Las largas ramas del sauce
jugaban con su pelo, se enredaban y desenredaban mientras el pino, egoísta y
caprichoso, acercaba su olor a la joven que miraba dubitativa a uno y otro árbol
sin saber en cuál cobijarse.
La hierba estaba fría por el
viento que congelaba, además, las gotas de humedad que quedan en ella después de
haber sido cortada. Los pies de la joven, desnudos y azulados, estaban
indecisos.
El sauce, llorón como todos,
sería buen cobijo para mis lágrimas, pensó la chica. El pino, sin embargo, me
llenaría con su aroma y mis lágrimas perderían su razón.
Los bajos del vestido bailaban
al son de la sinfonía de la tormenta que acababa de sobrevenir. El cielo rompió
a llorar lágrimas rojas, espesas como las cremas y a la misma temperatura que la
sangre. El vestido se tiñó de manchas rojas que se resbalaban por él lentamente.
Pronto, un charco de líquido rojo se formó a sus pies.
Un trueno resonó en lo alto y
un dolor intenso, puntiagudo, le traspasó las manos. Otro trueno, y sus pies
creyeron ser aguijoneados con una espada. Se derrumbó al suelo y las lágrimas
brotaron. Se retorcía del dolor, como poseída por unas fuerzas desconocidas que
quisieran romperle los músculos. Las horas pasaban y aún sin fuerzas ni para
respirar, esas potestades malignas la movían de aquí para allá y exponían su
cuerpo al caer de gotas rojas. Un grito ahogado enmudeció el ambiente. Las gotas
de líquido rojo dejaron de ser tal, y unas lenguas de fuego empezaron a caer
desprovistas de cualquier sentido. El orden que rige la naturaleza parecía haber
huido ante tal demoníaco espectáculo.
Las horas se sucedieron, y el
crepúsculo comenzada a invadirlo todo. Unas pequeñas barras de luz se colaban
entre las hojas del pino, y por ellas se deslizada el intenso calor del sol.
Algunas de esas barras, de esos rayos de luz cayeron sobre la piel de la joven.
Una convulsión respondió a la cortesía del sol que pugnaba con los vientos por
bañar aquel cuerpo mortecino y que tanto había sufrido.
La luz se retiró un instante.
Desapareció y todo se quedó en penumbra.
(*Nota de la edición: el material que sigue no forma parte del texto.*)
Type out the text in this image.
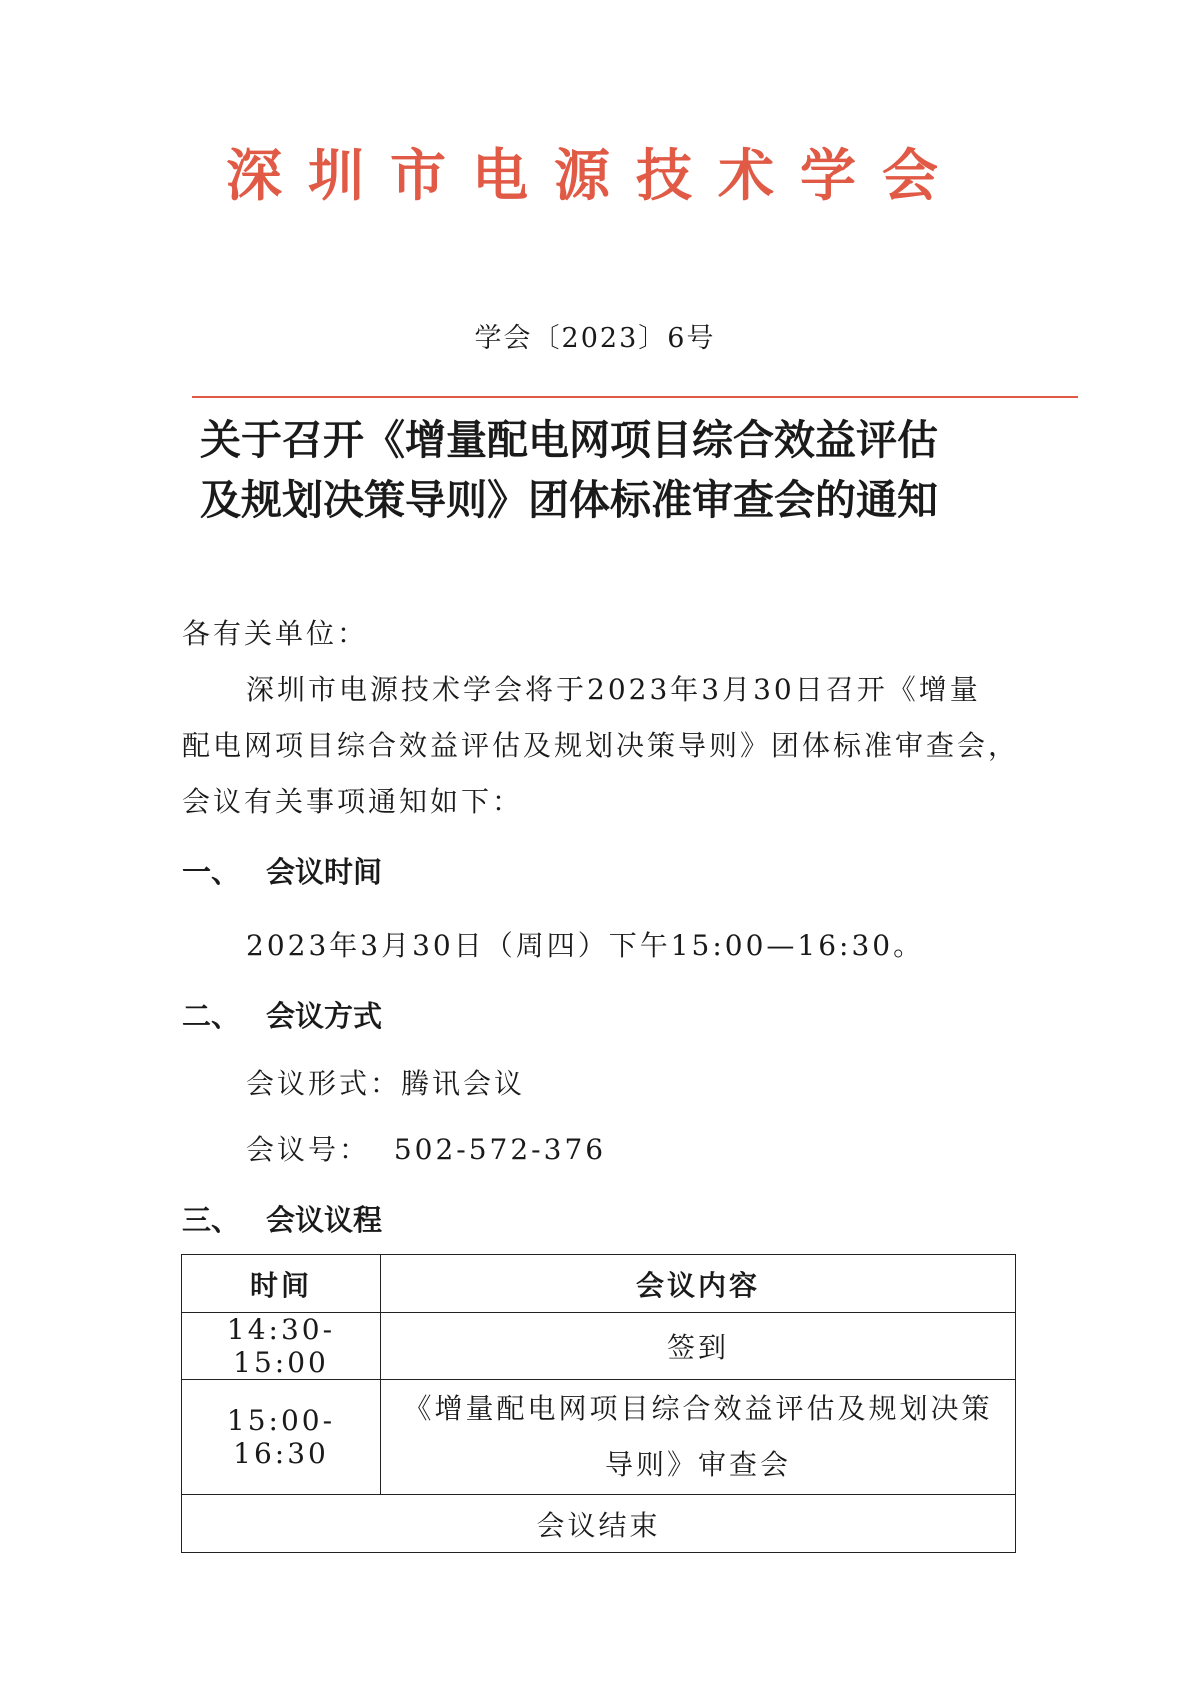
深圳市电源技术学会
学会〔2023〕6号
关于召开《增量配电网项目综合效益评估
及规划决策导则》团体标准审查会的通知
各有关单位：
深圳市电源技术学会将于2023年3月30日召开《增量
配电网项目综合效益评估及规划决策导则》团体标准审查会，
会议有关事项通知如下：
一、 会议时间
2023年3月30日（周四）下午15:00—16:30。
二、 会议方式
会议形式：腾讯会议
会议号： 502-572-376
三、 会议议程
时间	会议内容
14:30-15:00	签到
15:00-16:30	《增量配电网项目综合效益评估及规划决策
导则》审查会

会议结束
Segundos de silencio. El cuerpo de la
joven no se movía. Los árboles habían dejado de bailar su mortífera danza, su
aquelarre.
De pronto, la luz del sol
volvió a aparecer en el horizonte. Lo boca, los ojos, la nariz, el cuerpo entero
de la chica quedaron transidos por él y en una fuerte convulsión, quedó sin
conocimiento.
Pasaron las horas, y el sol no
se movió del lado de la joven. Horas....
Abrió los ojos, ahora con
pupilas y color, y la vida volvió a entrar en sus órganos.
Primer
beso
Querida parte de mí que vive
en H:
¡A menudo corazón has ido a
parar! De lo mejor que hay, así que no te quejes ni le des problemas porque ha
tenido la amabilidad de acogerte y darte las posibilidades que yo no podía
ofrecerte. Aprovéchalas, no seas terca, querida parte de mi que vive en H. Sé
que de vez en cuando te gustaría volver junto a mí, pero aguanta tus envites y
quédate en el corazón que quiso acogerte.
Aprovecho para decirte algo
que quizás, debí haberte dicho hace mucho. Nunca he sido mucho, ni muy
importante ni muy listo, ni muy guapo. He sido normalito, muchas veces oscilando
la mediocridad. Quizás tus sentimientos hacia mí no te permitan ver esto muy
claro, pero es así. Y por ello somos tan afortunados, por eso deberíamos estar
infinitamente agradecidos por haber encontrado un corazón tan digno - ¡el mejor
que yo he conocido! – dispuesto a acogerte.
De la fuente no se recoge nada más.